Jobless Claims Decline Despite Layoffs, Pointing To Still Tight Labor Markets

Throughout 2020-21, supply chains worldwide had to deal with multiple disruptions thanks to COVID-19. Thanks to lockdowns and the fear of the deadly virus, e-commerce grew exponentially, pushing logistics and supply chain companies to hire more people to fill crucial roles. But as demand dropped in the last quarter of 2022, thanks to inflationary pressures, various companies are laying off people. In January 2023, while big players made lay-off announcements, jobless claims reported by the Labor Department actually declined to pre-pandemic levels, indicating a still-tight labor market.

Initial jobless claims, a proxy for layoffs, fell by 6,000 to a seasonally adjusted 186,000 last week, according to the Labor Department. The 4-week moving average of weekly claims, which smooths out volatility, was 197,500. Claims are up from lows reached early in 2022 but have remained near pre-pandemic levels. In 2019, claims averaged about 220,000 a week. The historically low level of jobless claims stands in contrast to some large companies making layoff announcements.

Dow is laying off about 2,000 employees globally and 3M Co. plans to cut 2,500 manufacturing jobs globally, citing weakening consumer demand and turbulent global markets. IBM plans to cut 3,900 jobs, and software company SAP SE plans to shed 3,000 positions. Microsoft, Goldman Sachs, and Google parent Alphabet Inc. have also announced staff reductions recently. Employers have also reduced their use of temporary workers, a trend that can be a harbinger of broader job losses. Those moves suggest layoffs are starting to spread beyond finance, real estate, and tech sectors that bulked up their staffs earlier in the pandemic.
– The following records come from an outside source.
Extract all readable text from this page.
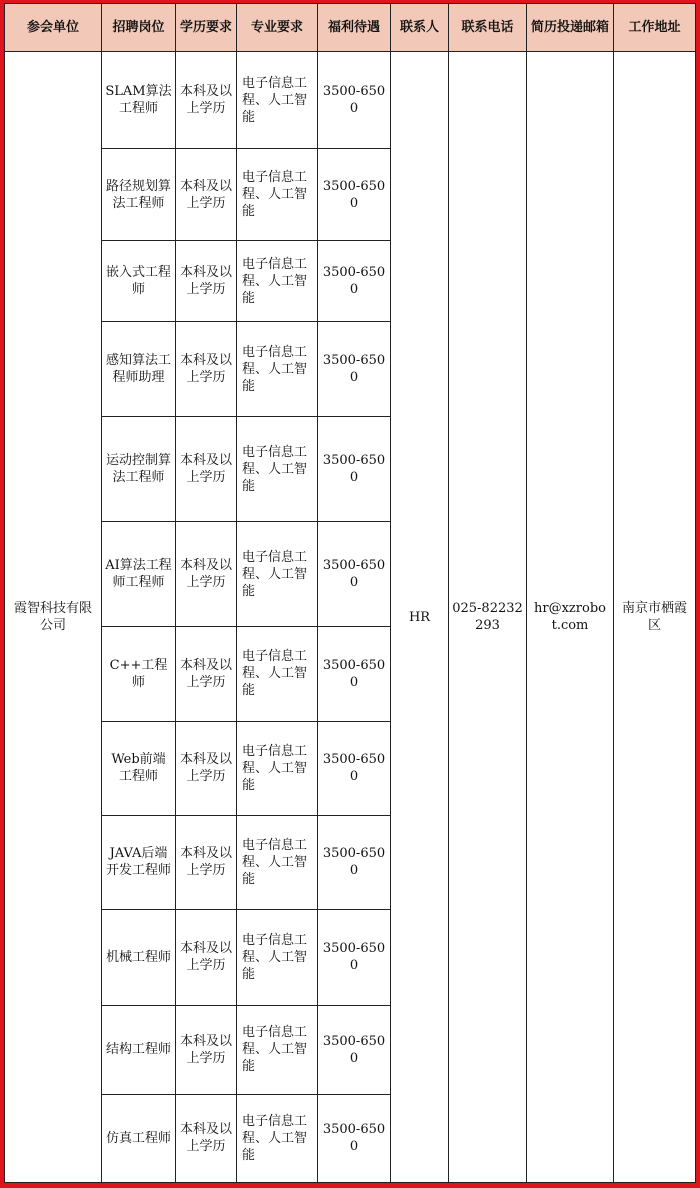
参会单位	招聘岗位	学历要求	专业要求	福利待遇	联系人	联系电话	简历投递邮箱	工作地址
霞智科技有限公司	SLAM算法工程师	本科及以上学历	电子信息工程、人工智能	3500-6500	HR	025-82232293	hr@xzrobot.com	南京市栖霞区
	路径规划算法工程师	本科及以上学历	电子信息工程、人工智能	3500-6500				
	嵌入式工程师	本科及以上学历	电子信息工程、人工智能	3500-6500				
	感知算法工程师助理	本科及以上学历	电子信息工程、人工智能	3500-6500				
	运动控制算法工程师	本科及以上学历	电子信息工程、人工智能	3500-6500				
	AI算法工程师工程师	本科及以上学历	电子信息工程、人工智能	3500-6500				
	C++工程师	本科及以上学历	电子信息工程、人工智能	3500-6500				
	Web前端工程师	本科及以上学历	电子信息工程、人工智能	3500-6500				
	JAVA后端开发工程师	本科及以上学历	电子信息工程、人工智能	3500-6500				
	机械工程师	本科及以上学历	电子信息工程、人工智能	3500-6500				
	结构工程师	本科及以上学历	电子信息工程、人工智能	3500-6500				
	仿真工程师	本科及以上学历	电子信息工程、人工智能	3500-6500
Continuing claims, which reflect the number of people seeking ongoing unemployment benefits, ticked up to 1.675 million, an increase of 20,000, in the week ending Jan. 14, the Labor Department said. Continuing claims are up from lows touched last spring, suggesting it is taking longer for some to find new jobs. The US labor market broadly remains strong but has gradually lost steam in recent months. Employers added 223,000 jobs in December, the smallest gain in two years.

Key Takeaways

There were 10.5 million job openings in November, down from the peak of 11.9 million in March, but far exceeding the number of unemployed Americans seeking work, a mismatch that has fueled competition for workers. Clearly, the number of individuals looking for new jobs, or seeking re-entry in the job market is lesser than the number of jobs in the market.

One of the reasons for this mismatch could be the increasing wages across the spectrum, especially in the lower end of the labor market. Wages rose 5% from a year earlier to $28.07 for private-sector workers not in supervisory roles in December, according to the Labor Department. Meanwhile, it’s a harsh reality that major corporations are laying off employees, so it remains to be seen how this year will turn out on the job front.